Now in this work I indulge nothing to any conjecture, not even in a letter, but proceed solely upon authority of copies and Fathers of that age. And what will be the event about the said verse of John, I myself know not yet; having not used all the old copies that I have information of.

But by this you see, that in my proposed work, the fate of that verse will be a mere question of fact. You endeavour to prove (and that's all you aspire to) that it may have been writ by the Apostle, being consonant to his other doctrine. This I concede to you: and if the fourth century knew that text, let it come in, in God's name: but if that age did not know it, then Arianism in its height was beat down, without the help of that verse: and let the fact prove as it will, the doctrine is unshaken.-P. 349.

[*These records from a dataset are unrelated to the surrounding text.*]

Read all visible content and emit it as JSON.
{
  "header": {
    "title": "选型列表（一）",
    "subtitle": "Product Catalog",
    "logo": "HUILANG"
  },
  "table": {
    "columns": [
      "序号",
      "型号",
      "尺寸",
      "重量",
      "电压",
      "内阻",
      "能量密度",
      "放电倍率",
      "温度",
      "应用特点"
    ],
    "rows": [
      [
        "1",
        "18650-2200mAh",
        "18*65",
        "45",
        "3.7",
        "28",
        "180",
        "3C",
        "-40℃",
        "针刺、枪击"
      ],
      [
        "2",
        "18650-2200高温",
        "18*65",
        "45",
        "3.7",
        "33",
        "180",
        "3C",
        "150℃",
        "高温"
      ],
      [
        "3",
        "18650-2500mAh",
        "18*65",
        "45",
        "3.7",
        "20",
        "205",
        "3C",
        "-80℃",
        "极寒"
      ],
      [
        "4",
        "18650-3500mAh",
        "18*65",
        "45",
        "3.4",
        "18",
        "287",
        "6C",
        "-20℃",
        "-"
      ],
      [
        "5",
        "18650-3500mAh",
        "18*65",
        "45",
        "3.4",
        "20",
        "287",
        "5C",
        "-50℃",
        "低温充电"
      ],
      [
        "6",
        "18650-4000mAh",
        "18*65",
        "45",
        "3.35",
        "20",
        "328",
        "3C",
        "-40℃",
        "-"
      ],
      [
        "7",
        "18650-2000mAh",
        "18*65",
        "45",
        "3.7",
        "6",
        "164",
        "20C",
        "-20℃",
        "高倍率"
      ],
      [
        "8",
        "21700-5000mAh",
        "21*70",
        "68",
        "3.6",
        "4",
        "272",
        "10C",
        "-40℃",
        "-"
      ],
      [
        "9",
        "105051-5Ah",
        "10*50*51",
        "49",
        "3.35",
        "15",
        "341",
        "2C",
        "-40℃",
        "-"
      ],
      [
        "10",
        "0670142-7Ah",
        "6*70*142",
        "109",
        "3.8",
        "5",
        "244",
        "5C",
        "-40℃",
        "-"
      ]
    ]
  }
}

Finding the public mind interested in the question, Bentley chose the litigated verse for the subject of his prælection, or probationary lecture, previous to his admission to the Regius Professorship of Divinity in 1717. Of this Bishop Monk says,

The composition excited great sensation at the time and long afterwards: it was preserved in manuscript, and perused by some scholars little more than forty years ago. I hope and believe that it is still in existence, and may ere long be brought to light: but all my endeavours to trace it have hitherto been ineffectual. It has, however, been in my power to collect such testimony respecting its contents, as must put an end to all the doubts which have been started relative to Bentley's judgment upon the controverted text.-P. 348.

The substance of this testimony is that Bentley rejected the text. The controversy has been enlarged since, but generally with the same result. We may suggest, however, that we ought to await the collation of many more MSS. before pronouncing a decided opinion.